でも、この作品に関していうとちょっとなあ・・・というのが率直な感想です。15世紀に描かれた名画の修復過程で発見される不思議な文字。X線という現代の手法で、500年ぶりに明らかにされる謎の言葉。
主人公の女性修復士の周りで起こる不可思議な死。それはやがて明確な殺人となり、徐々に主人公を追い詰めていく。何よりもこの作品で特徴的なのは、絵に描かれたチェス盤。勝負の途上にある対局が実は、500年後の現代にあって何事かを語り始める。犯行と同時進行して行くチェスの差し手が謎を深める一方で、解決へと導いていく。
アイデアは盛り沢山で、実際ある種の誘引力で惹き付けるんだけど、チェスが分からないとこの小説理解出来ません。日曜の3チャンネルでやっている将棋の対局表のように、チェスの盤面が示され、棋譜を解説されても読み飛ばすしかない。一冊の小説を読む為にわざわざチェスのやり方を覚えないでしょう、みんなも。結局、そこは読み飛ばすしかなく、雰囲気を味わうだけで面白さを賞味できませんでした。
だからでしょうか?なんか、面白みが湧かない。絵画に秘められた当時の複雑な状況なんかはすっごく魅力的なんだけど、思わせぶりなだけできちんと生かし切れていない感じもしました。一概に、つまらないと切って捨てられないだけの不思議な魅力はあるんですけどね…なんか惜しい!って感じ。

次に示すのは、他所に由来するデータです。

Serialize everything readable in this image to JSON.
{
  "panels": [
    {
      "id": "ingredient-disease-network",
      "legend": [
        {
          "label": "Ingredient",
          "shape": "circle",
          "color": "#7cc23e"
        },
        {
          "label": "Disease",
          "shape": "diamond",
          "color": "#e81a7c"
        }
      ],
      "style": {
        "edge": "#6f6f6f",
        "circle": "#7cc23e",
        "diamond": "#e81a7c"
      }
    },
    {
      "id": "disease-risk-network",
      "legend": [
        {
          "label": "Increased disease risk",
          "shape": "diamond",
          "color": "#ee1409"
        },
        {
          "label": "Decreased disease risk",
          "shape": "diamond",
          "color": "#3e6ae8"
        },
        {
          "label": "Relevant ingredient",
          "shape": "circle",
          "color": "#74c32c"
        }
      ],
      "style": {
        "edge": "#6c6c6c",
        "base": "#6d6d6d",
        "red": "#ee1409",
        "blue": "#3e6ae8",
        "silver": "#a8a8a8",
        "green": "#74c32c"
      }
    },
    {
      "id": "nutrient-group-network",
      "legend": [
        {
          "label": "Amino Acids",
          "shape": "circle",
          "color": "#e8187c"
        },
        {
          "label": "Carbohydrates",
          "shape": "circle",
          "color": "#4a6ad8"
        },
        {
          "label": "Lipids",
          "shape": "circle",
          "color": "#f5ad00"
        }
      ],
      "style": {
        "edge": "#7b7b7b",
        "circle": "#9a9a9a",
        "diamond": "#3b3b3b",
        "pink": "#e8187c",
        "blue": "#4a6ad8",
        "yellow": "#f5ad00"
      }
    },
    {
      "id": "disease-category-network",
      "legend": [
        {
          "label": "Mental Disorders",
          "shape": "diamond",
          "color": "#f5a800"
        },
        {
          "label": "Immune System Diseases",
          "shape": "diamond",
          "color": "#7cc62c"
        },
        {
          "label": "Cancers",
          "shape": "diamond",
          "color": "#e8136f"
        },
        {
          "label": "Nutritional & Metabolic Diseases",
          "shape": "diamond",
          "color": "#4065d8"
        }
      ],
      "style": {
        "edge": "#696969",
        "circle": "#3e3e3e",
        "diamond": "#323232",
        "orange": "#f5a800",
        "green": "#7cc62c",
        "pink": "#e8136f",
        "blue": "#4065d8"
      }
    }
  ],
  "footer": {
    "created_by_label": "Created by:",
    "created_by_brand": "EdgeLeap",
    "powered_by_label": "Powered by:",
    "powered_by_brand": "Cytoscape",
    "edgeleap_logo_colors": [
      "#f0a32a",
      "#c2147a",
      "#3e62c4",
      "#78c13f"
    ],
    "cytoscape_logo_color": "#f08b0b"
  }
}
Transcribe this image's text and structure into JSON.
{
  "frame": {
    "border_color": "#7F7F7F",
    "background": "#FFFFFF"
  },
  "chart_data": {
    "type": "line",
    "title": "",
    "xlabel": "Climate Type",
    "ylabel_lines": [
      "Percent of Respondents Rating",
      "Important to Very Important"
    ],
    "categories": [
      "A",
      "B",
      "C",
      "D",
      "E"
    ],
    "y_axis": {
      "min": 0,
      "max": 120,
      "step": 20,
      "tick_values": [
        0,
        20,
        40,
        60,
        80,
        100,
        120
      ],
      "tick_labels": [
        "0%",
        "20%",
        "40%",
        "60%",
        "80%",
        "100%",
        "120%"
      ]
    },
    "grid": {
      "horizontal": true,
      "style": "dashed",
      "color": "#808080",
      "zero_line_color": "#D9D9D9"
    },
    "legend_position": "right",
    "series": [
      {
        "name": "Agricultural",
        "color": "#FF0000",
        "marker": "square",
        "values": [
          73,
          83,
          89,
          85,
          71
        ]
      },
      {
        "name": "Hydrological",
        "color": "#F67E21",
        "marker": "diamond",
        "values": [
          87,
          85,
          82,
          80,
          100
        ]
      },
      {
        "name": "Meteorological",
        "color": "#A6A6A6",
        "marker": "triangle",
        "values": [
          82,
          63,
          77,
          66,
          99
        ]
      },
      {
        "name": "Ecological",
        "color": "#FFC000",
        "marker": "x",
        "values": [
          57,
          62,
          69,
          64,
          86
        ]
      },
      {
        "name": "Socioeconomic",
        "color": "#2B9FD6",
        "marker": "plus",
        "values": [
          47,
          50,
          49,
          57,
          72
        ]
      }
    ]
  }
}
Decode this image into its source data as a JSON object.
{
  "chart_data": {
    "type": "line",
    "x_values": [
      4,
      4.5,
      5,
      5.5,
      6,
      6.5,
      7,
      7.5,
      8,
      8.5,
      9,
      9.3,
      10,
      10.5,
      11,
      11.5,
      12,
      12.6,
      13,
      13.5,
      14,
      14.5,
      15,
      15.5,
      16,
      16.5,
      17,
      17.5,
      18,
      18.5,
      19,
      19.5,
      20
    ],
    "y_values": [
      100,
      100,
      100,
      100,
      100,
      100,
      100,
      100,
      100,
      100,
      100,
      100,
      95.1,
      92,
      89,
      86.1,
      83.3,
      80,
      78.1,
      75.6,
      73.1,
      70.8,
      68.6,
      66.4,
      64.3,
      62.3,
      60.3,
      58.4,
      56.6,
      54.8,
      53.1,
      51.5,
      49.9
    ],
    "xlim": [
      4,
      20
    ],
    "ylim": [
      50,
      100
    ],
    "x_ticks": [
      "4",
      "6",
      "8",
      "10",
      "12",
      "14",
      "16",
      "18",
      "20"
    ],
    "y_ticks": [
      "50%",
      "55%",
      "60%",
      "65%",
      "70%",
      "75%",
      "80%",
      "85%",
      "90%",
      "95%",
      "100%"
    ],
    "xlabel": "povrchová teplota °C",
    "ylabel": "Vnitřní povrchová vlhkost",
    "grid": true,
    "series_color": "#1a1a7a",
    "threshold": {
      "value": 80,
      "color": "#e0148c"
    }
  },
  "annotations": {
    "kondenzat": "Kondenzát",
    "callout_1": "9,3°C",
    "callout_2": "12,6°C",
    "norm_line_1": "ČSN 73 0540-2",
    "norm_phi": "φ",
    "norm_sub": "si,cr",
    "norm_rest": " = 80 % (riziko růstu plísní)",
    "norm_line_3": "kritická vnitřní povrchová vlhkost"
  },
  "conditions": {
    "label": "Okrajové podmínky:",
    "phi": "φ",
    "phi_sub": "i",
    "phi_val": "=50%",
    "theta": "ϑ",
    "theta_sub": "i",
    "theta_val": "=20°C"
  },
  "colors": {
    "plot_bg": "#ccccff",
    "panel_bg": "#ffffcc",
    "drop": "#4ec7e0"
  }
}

最後は、いかにもミステリーという感じで納得のいく予定調和で終わるので安心できるのですが、う~ん評価は微妙? 個人的には、読まなくてもいいような気がします。恐らくほとんどの人にもそう思えると思います。これが結構売れたというのは、ちょっと不思議ですね。
チェスの分かる人の意見も聞いてみたいところです。将棋なら分かるんですけどね、私も。だから、チェスを通して言いたいことは分かるんですが、どうも実感できなくて。